Efficient contractual framework: Related to both the above factors is the need for a robust and predictable contractual framework. The objective of the framework should be to increase visibility between the parties by allocating technical and commercial risks (thereby reducing scope for disputes and differences) and, at the same time, easing implementation of the project.

For instance, an effective contractual framework can enable private entities to raise debt finance from different classes of investors, by providing greater flexibility to raise equity and by including options to dilute ownership and/or exit completely from the project. The exit opportunity has to be in a predictable manner, particularly in the case of long-term investors (such as pension funds) that are unwilling to take development risk but willing to take operational risk.

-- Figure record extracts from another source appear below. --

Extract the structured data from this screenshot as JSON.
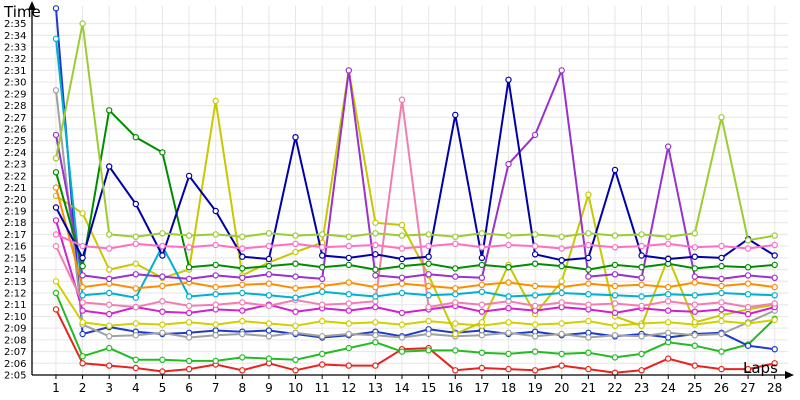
{
  "chart_data": {
    "type": "line",
    "ylabel": "Time",
    "xlabel": "Laps",
    "grid": true,
    "legend": "none",
    "xlim": [
      0.1,
      28.5
    ],
    "ylim": [
      125,
      156.5
    ],
    "x_ticks": [
      1,
      2,
      3,
      4,
      5,
      6,
      7,
      8,
      9,
      10,
      11,
      12,
      13,
      14,
      15,
      16,
      17,
      18,
      19,
      20,
      21,
      22,
      23,
      24,
      25,
      26,
      27,
      28
    ],
    "x_tick_labels": [
      "1",
      "2",
      "3",
      "4",
      "5",
      "6",
      "7",
      "8",
      "9",
      "10",
      "11",
      "12",
      "13",
      "14",
      "15",
      "16",
      "17",
      "18",
      "19",
      "20",
      "21",
      "22",
      "23",
      "24",
      "25",
      "26",
      "27",
      "28"
    ],
    "y_ticks": [
      126,
      127,
      128,
      129,
      130,
      131,
      132,
      133,
      134,
      135,
      136,
      137,
      138,
      139,
      140,
      141,
      142,
      143,
      144,
      145,
      146,
      147,
      148,
      149,
      150,
      151,
      152,
      153,
      154,
      155
    ],
    "y_tick_labels": [
      "2:06",
      "2:07",
      "2:08",
      "2:09",
      "2:10",
      "2:11",
      "2:12",
      "2:13",
      "2:14",
      "2:15",
      "2:16",
      "2:17",
      "2:18",
      "2:19",
      "2:20",
      "2:21",
      "2:22",
      "2:23",
      "2:24",
      "2:25",
      "2:26",
      "2:27",
      "2:28",
      "2:29",
      "2:30",
      "2:31",
      "2:32",
      "2:33",
      "2:34",
      "2:35"
    ],
    "y_extra_tick": {
      "value": 125,
      "label": "2:05"
    },
    "series": [
      {
        "color": "#e8231f",
        "x": [
          1,
          2,
          3,
          4,
          5,
          6,
          7,
          8,
          9,
          10,
          11,
          12,
          13,
          14,
          15,
          16,
          17,
          18,
          19,
          20,
          21,
          22,
          23,
          24,
          25,
          26,
          27,
          28
        ],
        "y": [
          130.6,
          126.0,
          125.8,
          125.6,
          125.3,
          125.5,
          125.9,
          125.4,
          126.0,
          125.4,
          125.9,
          125.8,
          125.8,
          127.2,
          127.3,
          125.4,
          125.6,
          125.5,
          125.4,
          125.8,
          125.5,
          125.2,
          125.4,
          126.4,
          125.8,
          125.5,
          125.5,
          126.0
        ]
      },
      {
        "color": "#22bb22",
        "x": [
          1,
          2,
          3,
          4,
          5,
          6,
          7,
          8,
          9,
          10,
          11,
          12,
          13,
          14,
          15,
          16,
          17,
          18,
          19,
          20,
          21,
          22,
          23,
          24,
          25,
          26,
          27,
          28
        ],
        "y": [
          132.0,
          126.6,
          127.3,
          126.3,
          126.3,
          126.2,
          126.2,
          126.5,
          126.4,
          126.3,
          126.8,
          127.3,
          127.8,
          127.0,
          127.1,
          127.1,
          126.9,
          126.8,
          127.0,
          126.8,
          126.9,
          126.5,
          126.8,
          127.8,
          127.5,
          127.0,
          127.6,
          129.8
        ]
      },
      {
        "color": "#1e3cc8",
        "x": [
          1,
          2,
          3,
          4,
          5,
          6,
          7,
          8,
          9,
          10,
          11,
          12,
          13,
          14,
          15,
          16,
          17,
          18,
          19,
          20,
          21,
          22,
          23,
          24,
          25,
          26,
          27,
          28
        ],
        "y": [
          156.3,
          128.5,
          129.1,
          128.7,
          128.5,
          128.6,
          128.8,
          128.7,
          128.8,
          128.5,
          128.2,
          128.4,
          128.7,
          128.3,
          128.9,
          128.6,
          128.8,
          128.5,
          128.7,
          128.4,
          128.6,
          128.3,
          128.5,
          128.2,
          128.5,
          128.6,
          127.5,
          127.2
        ]
      },
      {
        "color": "#a0a0a0",
        "x": [
          1,
          2,
          3,
          4,
          5,
          6,
          7,
          8,
          9,
          10,
          11,
          12,
          13,
          14,
          15,
          16,
          17,
          18,
          19,
          20,
          21,
          22,
          23,
          24,
          25,
          26,
          27,
          28
        ],
        "y": [
          149.3,
          129.3,
          128.3,
          128.4,
          128.6,
          128.2,
          128.4,
          128.5,
          128.3,
          128.6,
          128.3,
          128.5,
          128.4,
          128.2,
          128.5,
          128.3,
          128.4,
          128.6,
          128.3,
          128.5,
          128.2,
          128.4,
          128.3,
          128.6,
          128.4,
          128.5,
          129.5,
          130.5
        ]
      },
      {
        "color": "#d0d000",
        "x": [
          1,
          2,
          3,
          4,
          5,
          6,
          7,
          8,
          9,
          10,
          11,
          12,
          13,
          14,
          15,
          16,
          17,
          18,
          19,
          20,
          21,
          22,
          23,
          24,
          25,
          26,
          27,
          28
        ],
        "y": [
          133.0,
          129.5,
          129.2,
          129.4,
          129.3,
          129.5,
          129.3,
          129.6,
          129.4,
          129.2,
          129.6,
          129.4,
          129.5,
          129.3,
          129.6,
          129.4,
          129.2,
          129.5,
          129.3,
          129.4,
          129.6,
          129.2,
          129.4,
          129.5,
          129.3,
          129.6,
          129.4,
          129.7
        ]
      },
      {
        "color": "#c8c800",
        "x": [
          1,
          2,
          3,
          4,
          5,
          6,
          7,
          8,
          9,
          10,
          11,
          12,
          13,
          14,
          15,
          16,
          17,
          18,
          19,
          20,
          21,
          22,
          23,
          24,
          25,
          26,
          27,
          28
        ],
        "y": [
          140.3,
          138.8,
          134.0,
          134.5,
          133.3,
          134.0,
          148.4,
          133.5,
          134.6,
          135.5,
          136.3,
          151.0,
          138.0,
          137.8,
          133.5,
          128.5,
          129.5,
          134.4,
          130.2,
          133.0,
          140.4,
          130.0,
          129.2,
          135.0,
          129.5,
          130.1,
          130.6,
          131.0
        ]
      },
      {
        "color": "#d020d0",
        "x": [
          1,
          2,
          3,
          4,
          5,
          6,
          7,
          8,
          9,
          10,
          11,
          12,
          13,
          14,
          15,
          16,
          17,
          18,
          19,
          20,
          21,
          22,
          23,
          24,
          25,
          26,
          27,
          28
        ],
        "y": [
          138.2,
          130.5,
          130.2,
          130.8,
          130.4,
          130.3,
          130.6,
          130.5,
          131.0,
          130.4,
          130.7,
          130.5,
          130.8,
          130.3,
          130.6,
          130.9,
          130.4,
          130.7,
          130.5,
          130.8,
          130.6,
          130.3,
          130.7,
          130.5,
          130.4,
          130.6,
          130.2,
          130.8
        ]
      },
      {
        "color": "#f07fb0",
        "x": [
          1,
          2,
          3,
          4,
          5,
          6,
          7,
          8,
          9,
          10,
          11,
          12,
          13,
          14,
          15,
          16,
          17,
          18,
          19,
          20,
          21,
          22,
          23,
          24,
          25,
          26,
          27,
          28
        ],
        "y": [
          136.0,
          131.2,
          131.0,
          130.8,
          131.3,
          130.9,
          131.0,
          131.2,
          130.9,
          131.4,
          131.0,
          131.1,
          131.3,
          148.5,
          130.8,
          131.2,
          131.0,
          131.3,
          130.9,
          131.2,
          131.0,
          131.1,
          130.9,
          131.3,
          131.0,
          131.2,
          130.8,
          131.1
        ]
      },
      {
        "color": "#00b0d0",
        "x": [
          1,
          2,
          3,
          4,
          5,
          6,
          7,
          8,
          9,
          10,
          11,
          12,
          13,
          14,
          15,
          16,
          17,
          18,
          19,
          20,
          21,
          22,
          23,
          24,
          25,
          26,
          27,
          28
        ],
        "y": [
          153.7,
          131.8,
          132.0,
          131.6,
          136.0,
          131.7,
          131.9,
          132.0,
          131.8,
          131.6,
          132.1,
          131.9,
          131.7,
          132.0,
          131.8,
          131.9,
          132.1,
          131.7,
          131.8,
          132.0,
          131.9,
          131.8,
          131.7,
          131.9,
          131.8,
          132.0,
          131.9,
          131.8
        ]
      },
      {
        "color": "#ff8c00",
        "x": [
          1,
          2,
          3,
          4,
          5,
          6,
          7,
          8,
          9,
          10,
          11,
          12,
          13,
          14,
          15,
          16,
          17,
          18,
          19,
          20,
          21,
          22,
          23,
          24,
          25,
          26,
          27,
          28
        ],
        "y": [
          141.0,
          132.5,
          132.8,
          132.4,
          132.6,
          132.9,
          132.5,
          132.7,
          132.8,
          132.4,
          132.6,
          132.9,
          132.5,
          132.8,
          132.6,
          132.4,
          132.7,
          132.9,
          132.6,
          132.5,
          132.8,
          132.6,
          132.7,
          132.5,
          132.9,
          132.6,
          132.8,
          132.5
        ]
      },
      {
        "color": "#9932cc",
        "x": [
          1,
          2,
          3,
          4,
          5,
          6,
          7,
          8,
          9,
          10,
          11,
          12,
          13,
          14,
          15,
          16,
          17,
          18,
          19,
          20,
          21,
          22,
          23,
          24,
          25,
          26,
          27,
          28
        ],
        "y": [
          145.5,
          133.5,
          133.2,
          133.6,
          133.4,
          133.2,
          133.5,
          133.3,
          133.6,
          133.4,
          133.2,
          151.0,
          133.5,
          133.3,
          133.6,
          133.4,
          133.3,
          143.0,
          145.5,
          151.0,
          133.4,
          133.6,
          133.3,
          144.5,
          133.4,
          133.2,
          133.5,
          133.3
        ]
      },
      {
        "color": "#008c00",
        "x": [
          1,
          2,
          3,
          4,
          5,
          6,
          7,
          8,
          9,
          10,
          11,
          12,
          13,
          14,
          15,
          16,
          17,
          18,
          19,
          20,
          21,
          22,
          23,
          24,
          25,
          26,
          27,
          28
        ],
        "y": [
          142.3,
          134.3,
          147.6,
          145.3,
          144.0,
          134.2,
          134.4,
          134.1,
          134.3,
          134.5,
          134.2,
          134.4,
          134.0,
          134.3,
          134.5,
          134.1,
          134.4,
          134.2,
          134.5,
          134.3,
          134.0,
          134.4,
          134.2,
          134.5,
          134.1,
          134.3,
          134.2,
          134.4
        ]
      },
      {
        "color": "#0000a8",
        "x": [
          1,
          2,
          3,
          4,
          5,
          6,
          7,
          8,
          9,
          10,
          11,
          12,
          13,
          14,
          15,
          16,
          17,
          18,
          19,
          20,
          21,
          22,
          23,
          24,
          25,
          26,
          27,
          28
        ],
        "y": [
          139.3,
          135.0,
          142.8,
          139.6,
          135.2,
          142.0,
          139.0,
          135.1,
          134.9,
          145.3,
          135.2,
          135.0,
          135.3,
          134.9,
          135.1,
          147.2,
          135.0,
          150.2,
          135.3,
          134.8,
          135.0,
          142.5,
          135.2,
          134.9,
          135.1,
          135.0,
          136.6,
          135.2
        ]
      },
      {
        "color": "#ff6ec7",
        "x": [
          1,
          2,
          3,
          4,
          5,
          6,
          7,
          8,
          9,
          10,
          11,
          12,
          13,
          14,
          15,
          16,
          17,
          18,
          19,
          20,
          21,
          22,
          23,
          24,
          25,
          26,
          27,
          28
        ],
        "y": [
          137.0,
          136.0,
          135.8,
          136.2,
          136.0,
          135.9,
          136.1,
          135.8,
          136.0,
          136.2,
          135.9,
          136.0,
          136.1,
          135.8,
          136.0,
          136.2,
          135.9,
          136.1,
          136.0,
          135.8,
          136.1,
          135.9,
          136.0,
          136.2,
          135.9,
          136.0,
          135.8,
          136.1
        ]
      },
      {
        "color": "#9acd32",
        "x": [
          1,
          2,
          3,
          4,
          5,
          6,
          7,
          8,
          9,
          10,
          11,
          12,
          13,
          14,
          15,
          16,
          17,
          18,
          19,
          20,
          21,
          22,
          23,
          24,
          25,
          26,
          27,
          28
        ],
        "y": [
          143.5,
          155.0,
          137.0,
          136.8,
          137.1,
          136.9,
          137.0,
          136.8,
          137.1,
          136.9,
          137.0,
          136.8,
          137.1,
          136.9,
          137.0,
          136.8,
          137.1,
          136.9,
          137.0,
          136.8,
          137.1,
          136.9,
          137.0,
          136.8,
          137.1,
          147.0,
          136.5,
          136.9
        ]
      }
    ]
  }
}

Renegotiation of contracts: Lastly, developers argue that PPP contracts must have inherent scope to be renegotiated. This may be desirable to address long-term risks, however, flexible contracts that address such risks are preferred. While specific risks may be unforeseen, most can be captured within pre-defined categories of risks, such as change in law, etc. The Kelkar Committee report, while setting out benchmarks to be applied to renegotiation triggers, suggests that the authority should act within a governance arrangement that uses a facts-based objective assessment.

In our experience, amending or renegotiating contracts, even within an institutionalized framework, will always be a daunting task. It is difficult to address charges of subjectivity and arbitrariness, which can lead to disputes and consequences akin to the cancellation of 2G licences and coal block allocations. The alternative preferred approach is to create robust yet flexible concession agreements that address diverse categories of risk, without precipitating renegotiations.

To conclude, Finance Minister Arun Jaitley has remarked: “PPPs have delivered some of the iconic infrastructure like airports, ports and highways, which are seen as models for development globally. But we have also seen the weaknesses of the PPP framework, the rigidities in contractual arrangements, the need to develop more nuanced and sophisticated models of contracting and develop quick dispute redressal mechanisms.”

Today when India is looking towards the smart city revolution, there is no alternative to PPPs, however, the framework must incorporate learning from earlier experiences. HSA is engaged in drafting PPP concession agreements in diverse sectors and services, which will eventually also find a place in the smart cities framework.